Synonyms and Related Terminology
Long-spacing sonic logs are also called long-spaced acoustic logs or LSS logs in technical literature. The array sonic version may be referred to as the array acoustic log or full waveform sonic log. Related measurements include the sonic log, the acoustic log, and the borehole compensated sonic. The interval transit time output is synonymous with delta-t or slowness and is the inverse of velocity. In overpressure analysis, LSS data feeds directly into pore pressure prediction workflows. Dipole shear sonic, DSI (Dipole Shear Sonic Imager), and XMAC are service-company tradenames for advanced array tools producing shear slowness from LSS configurations.
FAQ
Why does borehole enlargement cause errors in standard sonic logs? In a washed-out borehole, the mud column between the tool and the formation is thicker and irregular. The standard short-spacing tool receives a mix of formation-refracted and direct fluid path arrivals; in severe washouts, the first arrival may actually travel through the mud rather than the formation, reporting an erroneously high delta-t (slow velocity). The LSS tool's greater offset forces the geometry so that the refracted formation path is always faster than any possible direct fluid path, maintaining measurement integrity.
How is long-spacing sonic data used to detect overpressure? In normally pressured shales, compaction increases with burial depth, reducing porosity and increasing acoustic velocity (lower delta-t). An overpressured zone retains excess fluid pressure that prevents normal compaction, leaving pore space abnormally high for its depth. On a delta-t versus depth plot, overpressured shales show a reversal: delta-t increases (velocity decreases) below the top of overpressure.

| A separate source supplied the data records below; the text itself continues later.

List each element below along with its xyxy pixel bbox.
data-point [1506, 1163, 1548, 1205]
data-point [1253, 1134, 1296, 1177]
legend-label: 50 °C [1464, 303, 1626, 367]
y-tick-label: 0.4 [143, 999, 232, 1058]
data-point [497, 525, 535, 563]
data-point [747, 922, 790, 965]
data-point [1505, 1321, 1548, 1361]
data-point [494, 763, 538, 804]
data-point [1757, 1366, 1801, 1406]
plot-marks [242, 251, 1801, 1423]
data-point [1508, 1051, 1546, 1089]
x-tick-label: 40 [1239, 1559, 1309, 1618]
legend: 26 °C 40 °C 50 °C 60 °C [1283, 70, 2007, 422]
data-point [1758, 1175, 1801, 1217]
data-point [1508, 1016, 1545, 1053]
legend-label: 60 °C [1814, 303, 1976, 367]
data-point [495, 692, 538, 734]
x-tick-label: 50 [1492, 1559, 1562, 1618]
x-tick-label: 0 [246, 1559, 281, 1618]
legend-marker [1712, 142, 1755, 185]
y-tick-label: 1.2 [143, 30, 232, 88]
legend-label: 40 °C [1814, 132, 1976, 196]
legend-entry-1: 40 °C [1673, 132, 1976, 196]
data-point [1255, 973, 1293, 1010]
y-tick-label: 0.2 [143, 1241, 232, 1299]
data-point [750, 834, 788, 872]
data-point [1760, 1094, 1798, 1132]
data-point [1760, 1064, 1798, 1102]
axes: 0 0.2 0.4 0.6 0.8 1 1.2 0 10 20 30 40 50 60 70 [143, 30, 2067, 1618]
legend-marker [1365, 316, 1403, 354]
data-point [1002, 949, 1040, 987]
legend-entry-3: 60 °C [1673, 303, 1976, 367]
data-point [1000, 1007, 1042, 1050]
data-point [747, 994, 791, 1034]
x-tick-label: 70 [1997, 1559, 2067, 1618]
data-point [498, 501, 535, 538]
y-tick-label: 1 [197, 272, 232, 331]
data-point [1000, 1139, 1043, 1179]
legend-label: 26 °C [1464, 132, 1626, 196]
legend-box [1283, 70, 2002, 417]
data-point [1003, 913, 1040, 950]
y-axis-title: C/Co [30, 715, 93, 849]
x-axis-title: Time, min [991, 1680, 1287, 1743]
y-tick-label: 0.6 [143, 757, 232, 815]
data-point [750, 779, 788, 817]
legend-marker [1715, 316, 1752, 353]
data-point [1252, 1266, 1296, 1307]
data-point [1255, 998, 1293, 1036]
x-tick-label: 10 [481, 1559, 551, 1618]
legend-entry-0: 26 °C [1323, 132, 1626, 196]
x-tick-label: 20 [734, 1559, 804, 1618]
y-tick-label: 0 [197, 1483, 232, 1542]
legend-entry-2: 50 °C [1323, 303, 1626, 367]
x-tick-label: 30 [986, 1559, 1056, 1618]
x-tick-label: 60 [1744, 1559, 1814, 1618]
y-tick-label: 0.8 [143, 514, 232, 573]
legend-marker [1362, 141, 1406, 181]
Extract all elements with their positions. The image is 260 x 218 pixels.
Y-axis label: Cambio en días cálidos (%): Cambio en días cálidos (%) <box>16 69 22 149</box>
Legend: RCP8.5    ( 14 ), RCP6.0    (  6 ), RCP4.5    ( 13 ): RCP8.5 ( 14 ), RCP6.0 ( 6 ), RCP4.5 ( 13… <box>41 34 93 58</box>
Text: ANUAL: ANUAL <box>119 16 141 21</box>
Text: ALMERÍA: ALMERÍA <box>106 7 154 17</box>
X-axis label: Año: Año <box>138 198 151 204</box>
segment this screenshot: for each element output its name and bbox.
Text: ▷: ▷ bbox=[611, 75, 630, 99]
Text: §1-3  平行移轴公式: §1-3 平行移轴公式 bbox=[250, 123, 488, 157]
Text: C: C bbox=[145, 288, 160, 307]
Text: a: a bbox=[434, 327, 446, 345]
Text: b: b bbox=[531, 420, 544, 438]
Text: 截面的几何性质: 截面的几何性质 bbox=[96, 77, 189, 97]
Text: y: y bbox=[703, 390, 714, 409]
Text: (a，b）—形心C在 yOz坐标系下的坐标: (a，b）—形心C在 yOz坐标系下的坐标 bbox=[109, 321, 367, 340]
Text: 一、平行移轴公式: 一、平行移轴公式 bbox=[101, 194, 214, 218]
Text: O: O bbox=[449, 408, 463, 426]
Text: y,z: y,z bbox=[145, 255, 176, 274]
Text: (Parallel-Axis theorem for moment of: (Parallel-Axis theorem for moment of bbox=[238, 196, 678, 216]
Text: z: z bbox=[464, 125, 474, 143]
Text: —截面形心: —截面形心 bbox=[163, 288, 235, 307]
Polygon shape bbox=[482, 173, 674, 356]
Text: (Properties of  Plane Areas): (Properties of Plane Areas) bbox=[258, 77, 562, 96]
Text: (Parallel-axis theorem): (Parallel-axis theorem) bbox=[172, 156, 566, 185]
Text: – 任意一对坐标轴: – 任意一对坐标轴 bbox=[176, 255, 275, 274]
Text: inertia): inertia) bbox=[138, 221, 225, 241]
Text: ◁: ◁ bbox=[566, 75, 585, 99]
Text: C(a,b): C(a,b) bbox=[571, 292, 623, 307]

By calibrating the normal compaction trend from LSS data in nearby offset wells and identifying the reversal depth, engineers can predict pore pressure using methods such as the Eaton equation.
Why Long-Spacing Sonic Logs Matter
Long-spacing sonic logs matter because accurate acoustic velocity data underpins nearly every quantitative interpretation performed on a well. Porosity calculation, fluid substitution modeling, pore pressure prediction, mechanical earth model construction, and seismic-to-well tie calibration all depend on reliable delta-t and shear slowness values. In rugose or invaded boreholes, which are common in unconsolidated formations, highly deviated wells, and chemically reactive shales, standard short-spacing tools deliver systematically biased readings that propagate error through every downstream calculation. The LSS and array sonic tools were developed specifically to deliver borehole-compensated, invasion-corrected velocity data in these challenging conditions. As unconventional resource development increasingly targets laminated shales and tight sands where thin-bed effects and anisotropy are significant, the combination of long-spacing geometry with full waveform processing and dipole shear measurement has become the baseline standard for any well where geomechanical or completion design work will be performed.